Badan ini setidaknya dipimpin oleh pejabat profesional yang mampu menjaga standar kelayakan produksi, mutu bahan baku dan standar harga yang terjangkau oleh semua lapisan masyarakat di Indonesia.
Baca: Bambang Soesatyo dan Mensos Serahkan Bansos PKH dan Rastra
“Adapun payung hukum Badan Pengawas Obat dan Makanan (BPOM) setidaknya diatur melalui peraturan pemerintah (PP), atau lebih kuat dengan UU Obat dan Makanan. Hal ini perlu untuk menghindari tumpang tindih dengan kebijakan Kementerian Kesehatan,” tegas Riant Nugroho, pengamat kebijakan publik UI, kepada pers di Jakarta, Selasa (27/2).
Riant mengingatkan, pendirian lembaga baru yang otonom (BPOM) itu perlu dilakukan dengan hati-hati agar tidak terkesan munculnya lembaga baru itu secara mendadak.
“Perlu dilakukan dengan simulasi saat BPOM berada di bawah naungan Kemenkes, dan saat BPOM berdiri sendiri. Dan juga perlu ada focus group discussion (FGD) dengan mengundang kalangan ahli manajemen yang kompeten,” ujarnya.

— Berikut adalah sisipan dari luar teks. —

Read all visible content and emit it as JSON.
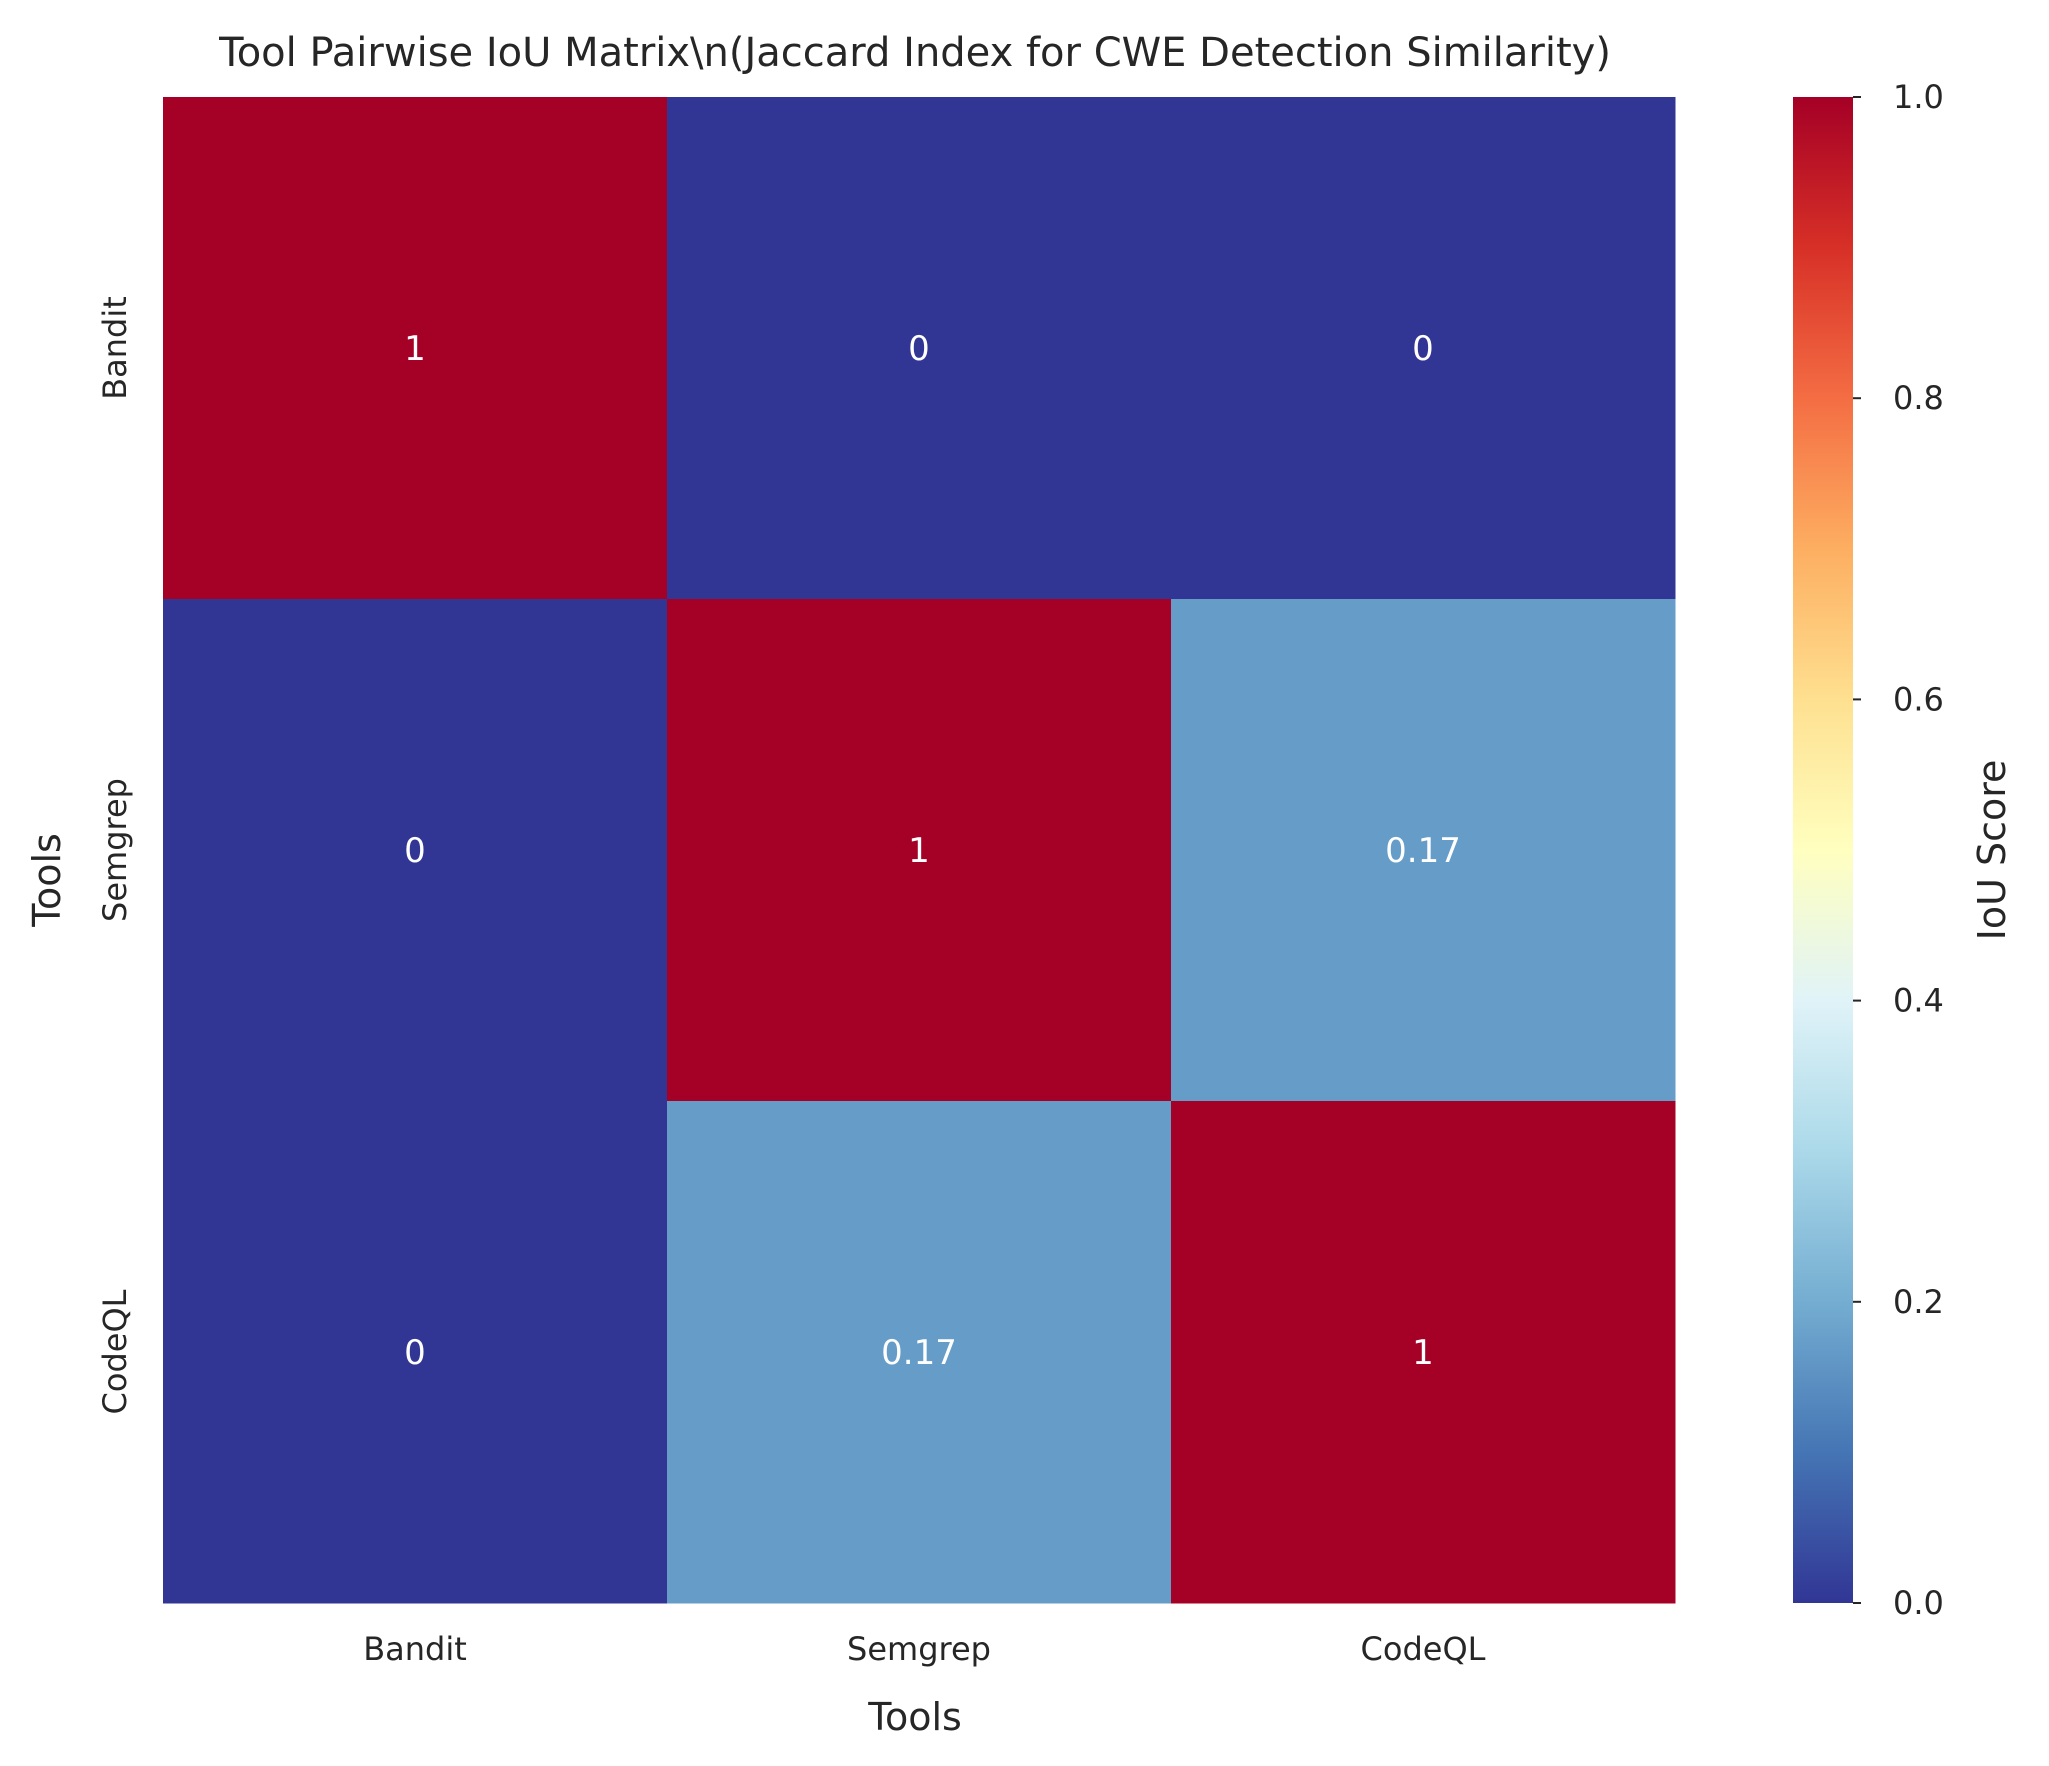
{
  "chart_data": {
    "type": "heatmap",
    "title": "Tool Pairwise IoU Matrix\\n(Jaccard Index for CWE Detection Similarity)",
    "xlabel": "Tools",
    "ylabel": "Tools",
    "x_categories": [
      "Bandit",
      "Semgrep",
      "CodeQL"
    ],
    "y_categories": [
      "Bandit",
      "Semgrep",
      "CodeQL"
    ],
    "values": [
      [
        1,
        0,
        0
      ],
      [
        0,
        1,
        0.17
      ],
      [
        0,
        0.17,
        1
      ]
    ],
    "cell_labels": [
      [
        "1",
        "0",
        "0"
      ],
      [
        "0",
        "1",
        "0.17"
      ],
      [
        "0",
        "0.17",
        "1"
      ]
    ],
    "colormap": "RdYlBu_r",
    "colorbar": {
      "label": "IoU Score",
      "range": [
        0,
        1
      ],
      "ticks": [
        "0.0",
        "0.2",
        "0.4",
        "0.6",
        "0.8",
        "1.0"
      ],
      "stops": [
        "#313695",
        "#4575b4",
        "#74add1",
        "#abd9e9",
        "#e0f3f8",
        "#ffffbf",
        "#fee090",
        "#fdae61",
        "#f46d43",
        "#d73027",
        "#a50026"
      ]
    },
    "grid": false
  }
}
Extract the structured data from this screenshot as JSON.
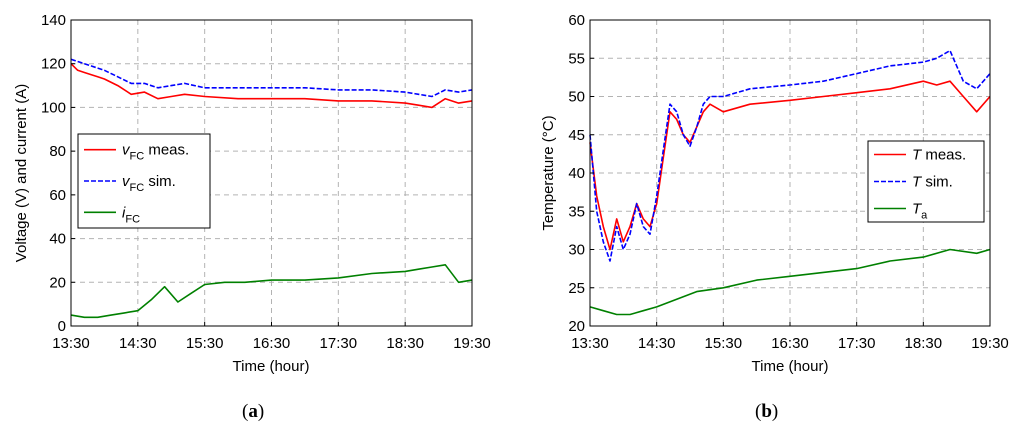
{
  "chart_data": [
    {
      "type": "line",
      "panel_label": "a",
      "xlabel": "Time (hour)",
      "ylabel": "Voltage (V) and current (A)",
      "x_ticks": [
        "13:30",
        "14:30",
        "15:30",
        "16:30",
        "17:30",
        "18:30",
        "19:30"
      ],
      "y_ticks": [
        0,
        20,
        40,
        60,
        80,
        100,
        120,
        140
      ],
      "xlim": [
        "13:30",
        "19:30"
      ],
      "ylim": [
        0,
        140
      ],
      "grid": true,
      "legend_position": "middle-left",
      "series": [
        {
          "label_main": "v",
          "label_sub": "FC",
          "label_rest": " meas.",
          "color": "#ff0000",
          "style": "solid",
          "x": [
            "13:30",
            "13:36",
            "13:42",
            "13:48",
            "13:54",
            "14:00",
            "14:12",
            "14:24",
            "14:36",
            "14:48",
            "15:00",
            "15:12",
            "15:30",
            "16:00",
            "16:30",
            "17:00",
            "17:30",
            "18:00",
            "18:30",
            "18:42",
            "18:54",
            "19:06",
            "19:18",
            "19:30"
          ],
          "y": [
            120,
            117,
            116,
            115,
            114,
            113,
            110,
            106,
            107,
            104,
            105,
            106,
            105,
            104,
            104,
            104,
            103,
            103,
            102,
            101,
            100,
            104,
            102,
            103
          ]
        },
        {
          "label_main": "v",
          "label_sub": "FC",
          "label_rest": " sim.",
          "color": "#0000ff",
          "style": "dashed",
          "x": [
            "13:30",
            "13:36",
            "13:42",
            "13:48",
            "13:54",
            "14:00",
            "14:12",
            "14:24",
            "14:36",
            "14:48",
            "15:00",
            "15:12",
            "15:30",
            "16:00",
            "16:30",
            "17:00",
            "17:30",
            "18:00",
            "18:30",
            "18:42",
            "18:54",
            "19:06",
            "19:18",
            "19:30"
          ],
          "y": [
            122,
            121,
            120,
            119,
            118,
            117,
            114,
            111,
            111,
            109,
            110,
            111,
            109,
            109,
            109,
            109,
            108,
            108,
            107,
            106,
            105,
            108,
            107,
            108
          ]
        },
        {
          "label_main": "i",
          "label_sub": "FC",
          "label_rest": "",
          "color": "#008000",
          "style": "solid",
          "x": [
            "13:30",
            "13:42",
            "13:54",
            "14:06",
            "14:18",
            "14:30",
            "14:42",
            "14:54",
            "15:06",
            "15:18",
            "15:30",
            "15:48",
            "16:06",
            "16:30",
            "17:00",
            "17:30",
            "18:00",
            "18:30",
            "18:42",
            "18:54",
            "19:06",
            "19:18",
            "19:30"
          ],
          "y": [
            5,
            4,
            4,
            5,
            6,
            7,
            12,
            18,
            11,
            15,
            19,
            20,
            20,
            21,
            21,
            22,
            24,
            25,
            26,
            27,
            28,
            20,
            21
          ]
        }
      ]
    },
    {
      "type": "line",
      "panel_label": "b",
      "xlabel": "Time (hour)",
      "ylabel": "Temperature (°C)",
      "x_ticks": [
        "13:30",
        "14:30",
        "15:30",
        "16:30",
        "17:30",
        "18:30",
        "19:30"
      ],
      "y_ticks": [
        20,
        25,
        30,
        35,
        40,
        45,
        50,
        55,
        60
      ],
      "xlim": [
        "13:30",
        "19:30"
      ],
      "ylim": [
        20,
        60
      ],
      "grid": true,
      "legend_position": "middle-right",
      "series": [
        {
          "label_main": "T",
          "label_sub": "",
          "label_rest": " meas.",
          "color": "#ff0000",
          "style": "solid",
          "x": [
            "13:30",
            "13:36",
            "13:42",
            "13:48",
            "13:54",
            "14:00",
            "14:06",
            "14:12",
            "14:18",
            "14:24",
            "14:30",
            "14:36",
            "14:42",
            "14:48",
            "14:54",
            "15:00",
            "15:06",
            "15:12",
            "15:18",
            "15:30",
            "15:54",
            "16:30",
            "17:00",
            "17:30",
            "18:00",
            "18:30",
            "18:42",
            "18:54",
            "19:06",
            "19:18",
            "19:30"
          ],
          "y": [
            44,
            37,
            33,
            30,
            34,
            31,
            33,
            36,
            34,
            33,
            36,
            42,
            48,
            47,
            45,
            44,
            46,
            48,
            49,
            48,
            49,
            49.5,
            50,
            50.5,
            51,
            52,
            51.5,
            52,
            50,
            48,
            50
          ]
        },
        {
          "label_main": "T",
          "label_sub": "",
          "label_rest": " sim.",
          "color": "#0000ff",
          "style": "dashed",
          "x": [
            "13:30",
            "13:36",
            "13:42",
            "13:48",
            "13:54",
            "14:00",
            "14:06",
            "14:12",
            "14:18",
            "14:24",
            "14:30",
            "14:36",
            "14:42",
            "14:48",
            "14:54",
            "15:00",
            "15:06",
            "15:12",
            "15:18",
            "15:30",
            "15:54",
            "16:30",
            "17:00",
            "17:30",
            "18:00",
            "18:30",
            "18:42",
            "18:54",
            "19:06",
            "19:18",
            "19:30"
          ],
          "y": [
            45,
            35,
            31,
            28.5,
            33,
            30,
            32,
            36,
            33,
            32,
            37,
            43,
            49,
            48,
            45,
            43.5,
            46,
            49,
            50,
            50,
            51,
            51.5,
            52,
            53,
            54,
            54.5,
            55,
            56,
            52,
            51,
            53
          ]
        },
        {
          "label_main": "T",
          "label_sub": "a",
          "label_rest": "",
          "color": "#008000",
          "style": "solid",
          "x": [
            "13:30",
            "13:42",
            "13:54",
            "14:06",
            "14:18",
            "14:30",
            "14:48",
            "15:06",
            "15:30",
            "16:00",
            "16:30",
            "17:00",
            "17:30",
            "18:00",
            "18:30",
            "18:54",
            "19:18",
            "19:30"
          ],
          "y": [
            22.5,
            22,
            21.5,
            21.5,
            22,
            22.5,
            23.5,
            24.5,
            25,
            26,
            26.5,
            27,
            27.5,
            28.5,
            29,
            30,
            29.5,
            30
          ]
        }
      ]
    }
  ],
  "captions": {
    "a": "a",
    "b": "b"
  }
}
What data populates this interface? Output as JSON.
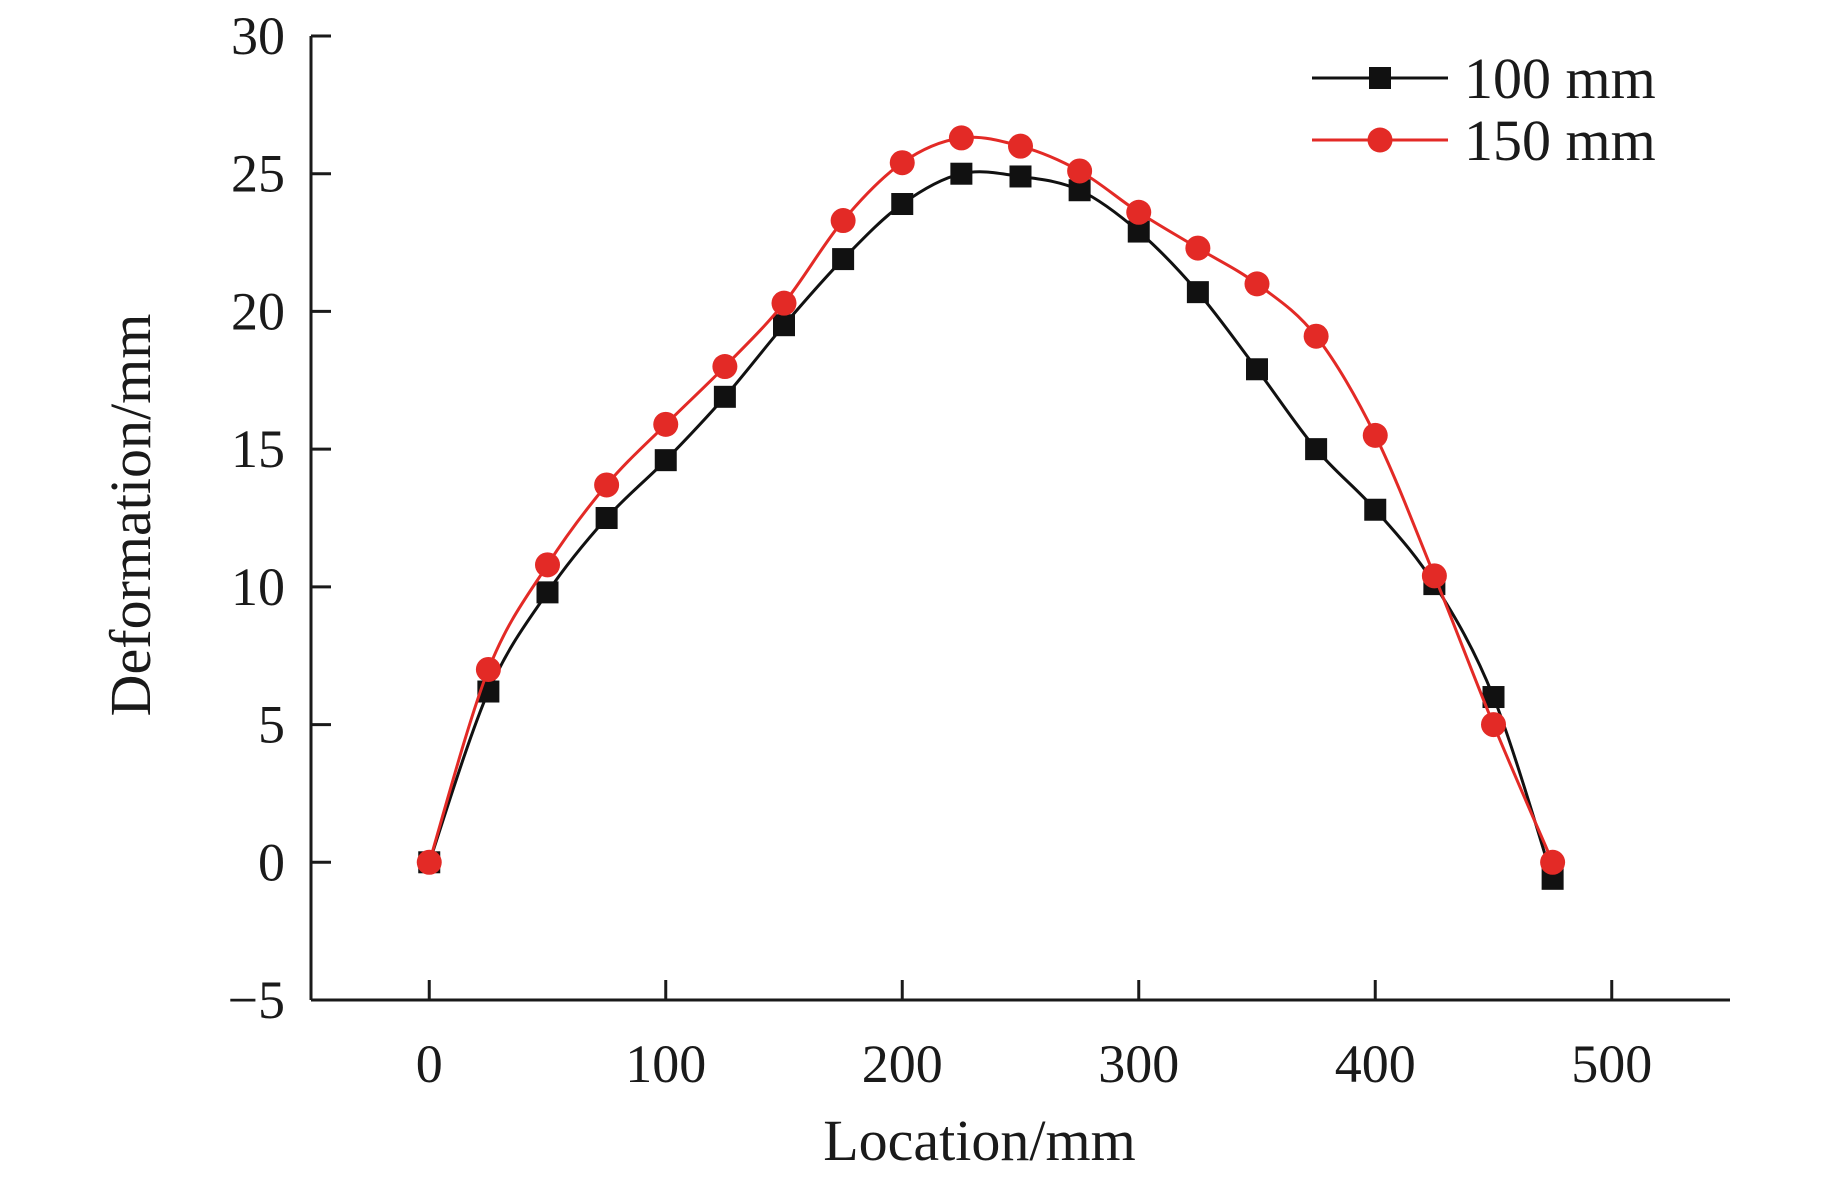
{
  "chart_data": {
    "type": "line",
    "title": "",
    "xlabel": "Location/mm",
    "ylabel": "Deformation/mm",
    "xlim": [
      -50,
      550
    ],
    "ylim": [
      -5,
      30
    ],
    "xticks": [
      0,
      100,
      200,
      300,
      400,
      500
    ],
    "yticks": [
      -5,
      0,
      5,
      10,
      15,
      20,
      25,
      30
    ],
    "xtick_labels": [
      "0",
      "100",
      "200",
      "300",
      "400",
      "500"
    ],
    "ytick_labels": [
      "−5",
      "0",
      "5",
      "10",
      "15",
      "20",
      "25",
      "30"
    ],
    "grid": false,
    "legend_position": "top-right",
    "x": [
      0,
      25,
      50,
      75,
      100,
      125,
      150,
      175,
      200,
      225,
      250,
      275,
      300,
      325,
      350,
      375,
      400,
      425,
      450,
      475
    ],
    "series": [
      {
        "name": "100 mm",
        "color": "#111111",
        "marker": "square",
        "values": [
          0.0,
          6.2,
          9.8,
          12.5,
          14.6,
          16.9,
          19.5,
          21.9,
          23.9,
          25.0,
          24.9,
          24.4,
          22.9,
          20.7,
          17.9,
          15.0,
          12.8,
          10.1,
          6.0,
          -0.6
        ]
      },
      {
        "name": "150 mm",
        "color": "#e32a26",
        "marker": "circle",
        "values": [
          0.0,
          7.0,
          10.8,
          13.7,
          15.9,
          18.0,
          20.3,
          23.3,
          25.4,
          26.3,
          26.0,
          25.1,
          23.6,
          22.3,
          21.0,
          19.1,
          15.5,
          10.4,
          5.0,
          0.0
        ]
      }
    ]
  }
}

Indonesia harus meniru lembaga Food and Drugs Administration (FDA) yang memiliki kewenangan otonom di luar departemen kesehatan di Amerika Serikat.
Tidak hanya itu. Tingginya harga obat yang bahan bakunya berasal dari impor juga sering dipermainkan oleh mafia bisnis obat, sehingga harga obat semakin tidak terjangkau oleh segenap rakyat miskin yang berada di pelosok Indonesia.
“Salah satu tugas badan baru pengendali obat dan makanan, adalah mampu mereduksi dan mendeteksi permainan mafia obat tersebut, yang selama ini sulit terdeteksi oleh pihak berwajib,” ujar Riant.
Seperti diketahui publik saat ini, Kemenkes sekarang lebih banyak melakukan pekerjaan operasional dan distribusi obat termasuk pengurusan perizinan peredaran obat dan pabrik farmasi.
“Kemenkes harusnya lebih banyak mengatur regulasi, izin praktik dokter, dan mengatur pemerataan kesehatan masyarakat dan promosi pencegahan (preventive promotion) di seluruh wilayah Indonesia,” ujarnya.
Presiden Jokowi menegaskan, Indonesia di masa mendatang seharusnya tidak lagi mengimpor obat-obatan sebab teknologi berkembang begitu cepat.
Jokowi menginstruksikan para pembantunya berinovasi terhadap bahan-bahan yang selama ini diimpor sehingga Indonesia bisa memproduksinya sendiri. "Jangan sampai impor, impor, impor. Marilah kita sama-sama berpikir," ujarnya saat meresmikan pabrik obat PT Kalbio Global Medika di Cikarang, Selasa (27/2)
Presiden juga menjelaskan bahwa pemerintah menjadikan pembangunan kesehatan sebagai prioritas dan pembangunan pabrik farmasi itu akan mendukung upaya pemerintah dalam membangun kesehatan masyarakat.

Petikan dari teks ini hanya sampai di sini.